Segundo Lev Manovich, The Language of New Media (2001), os meios digitais são estruturados por cinco pilares (isto é, princípios): a representação numérica; a modularidade, a automação, a variabilidade e a transcodificação cultural.

“In short, media becomes programmable.”, Lev Manovich.

Embora todos estes pontos sejam, de facto, características dos novos (já não tão novos) meios digitais, irei-me debruçar no princípio que achei mais interessante e talvez mais difícil de prever. Com isto dito, considero que os estudos aplicados na área dos novos média por parte de Manovich levaram o próprio a se debruçar sobre pontos que, na altura da publicação do seu livro, eram extremamente pouco falados. O princípio da representação numérica chamou-me à atenção pela atualidade do tópico – todos os meios que usamos, sejam redes sociais, sites de informação ou até mesmo aplicações nos nossos computadores ou smartphones são programáveis, ou seja, não há nada na interface dos nossos dispositivos que não sejam resultado dessa linguagem matemática, a qual chamamos de programação ou codificação.

Apesar deste pilar dos meios digitais ter várias ramificações, debruçar-me-ei numa especificidade que achei ser mais problemática: a possibilidade/realidade da representação numérica ser aplicada nas próprias pessoas, também elas usuários.

É inquestionável, o ser-humano adora avaliar tudo o que consome, da mesma forma que lhe é natural atribuir significados das coisas mais planas, até às mais abstratas. Essa realidade é nos presenteada em sites como o IMDb, ou Internet Movie Database, onde o propósito do website é, para muita gente, o de avaliar e marcar como visto os seus filmes e séries assistidas. É-nos natural associarmos um filme de 5 estrelas a um filme de pouca qualidade, e 10 estrelas a uma obra-prima, até ao ponto de filtramos aquilo que assistimos consoante a nota dada neste tipo de páginas de Internet.

Most Popular Tv Shows, IMDb (Internet Movie Database)

Embora este exemplo de representação numérica seja visto como clara (no sentido em que se apresenta de forma visível, ao contrário do software) e normal, o que seria desta avalização e das implicações morais se fosse aplicada em humanos?

Ficção / Realidade

A 21 de outubro de 2016, “Nosedive”, o episódio de estreia da terceira temporada de Black Mirror foi lançado.

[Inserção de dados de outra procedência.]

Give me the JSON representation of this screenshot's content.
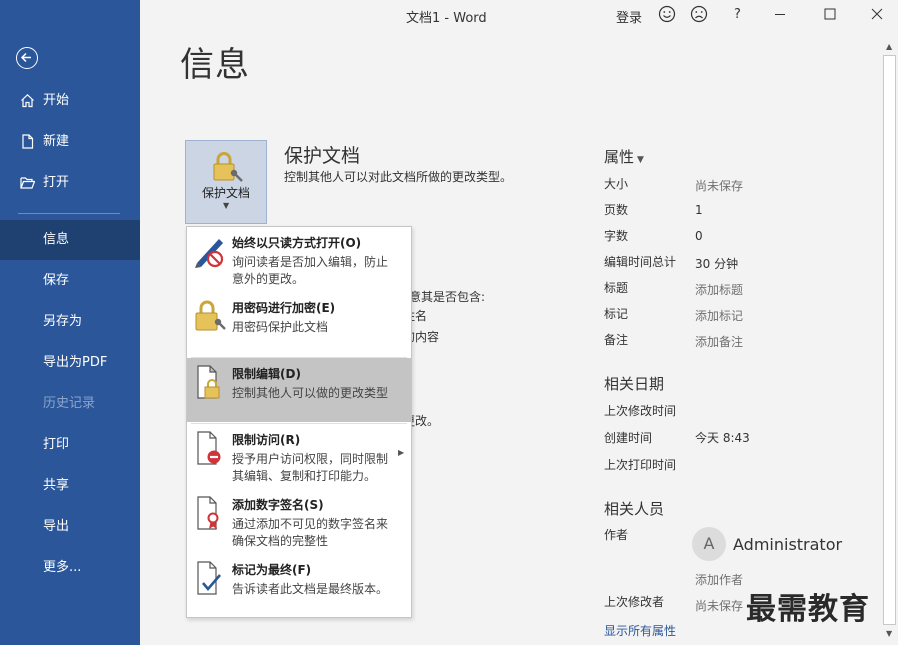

Este episódio é uma exata representação da questão anteriormente levanta. Trata-se de uma realidade onde tudo e todos são sujeitos a uma avaliação baseada numa rede social que, tal como uma das funções do IMDb, revela a qualidade de cada individuo, serviço etc. através de uma quantificação de 0 a 5 estrelas. Nesta sociedade, a tua avaliação altera, por completo, as atividades em que podes participar, aquilo que podes comprar e os locais que podes frequentar. Não é pouco mais do que uma analogia à “vida real” – a obsessão pelas curtidas nos posts de Instagram ou Facebook (o engajamento de uma publicação) – os números passam a revelar o nosso valor como seres humanos.

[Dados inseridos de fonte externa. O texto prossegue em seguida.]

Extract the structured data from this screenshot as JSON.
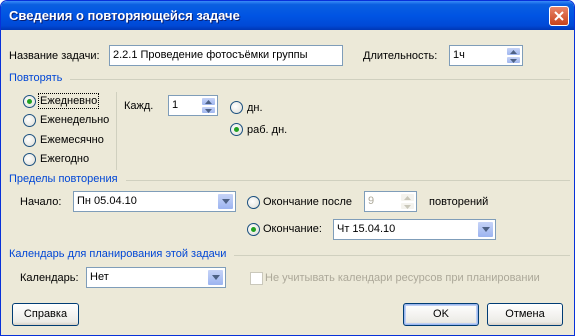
{
  "dialog": {
    "title": "Сведения о повторяющейся задаче"
  },
  "task": {
    "name_label": "Название задачи:",
    "name_value": "2.2.1 Проведение фотосъёмки группы",
    "duration_label": "Длительность:",
    "duration_value": "1ч"
  },
  "repeat": {
    "section_label": "Повторять",
    "options": [
      "Ежедневно",
      "Еженедельно",
      "Ежемесячно",
      "Ежегодно"
    ],
    "selected_index": 0,
    "every_label": "Кажд.",
    "every_value": "1",
    "unit_days": "дн.",
    "unit_workdays": "раб. дн."
  },
  "range": {
    "section_label": "Пределы повторения",
    "start_label": "Начало:",
    "start_value": "Пн 05.04.10",
    "end_after_label": "Окончание после",
    "end_after_value": "9",
    "occurrences_label": "повторений",
    "end_by_label": "Окончание:",
    "end_by_value": "Чт 15.04.10"
  },
  "calendar": {
    "section_label": "Календарь для планирования этой задачи",
    "calendar_label": "Календарь:",
    "calendar_value": "Нет",
    "ignore_resource_label": "Не учитывать календари ресурсов при планировании"
  },
  "buttons": {
    "help": "Справка",
    "ok": "OK",
    "cancel": "Отмена"
  },
  "colors": {
    "titlebar": "#0054e3",
    "section_text": "#0046d5",
    "dialog_bg": "#ece9d8"
  }
}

“Nosedive”, Black Mirror (2016)

Contudo, este episódio não se trata do que antes era uma mera representação de um futuro aparentemente longínquo, na verdade, a ficção tornou-se realidade. Consoante a revista Galileu, este tipo de intervenção na vida das pessoas já está a ser aplicada na China. Em um artigo chamado de “China quer implantar sistema ‘Black Mirror” de avaliação de pessoas” (2017), o país já é alvo deste tipo de processos de avaliação, ou melhor, representação numérica, tal como Lev Manovich antevia. Para além de ser extremamente perturbador, é também um ataque à própria democracia e à liberdade individual. Nenhum ser-humano deve ser sujeito a este tipo de avaliação, evidentemente, ninguém é perfeito e, portanto, não há ninguém que consiga atingir uma nota máxima neste tipo de “Pontuação de Crédito Social”, e mesmo que se seja possível ter a nota máxima, não tarda nada até a pessoa cometer uma falha que faça o seu score baixar.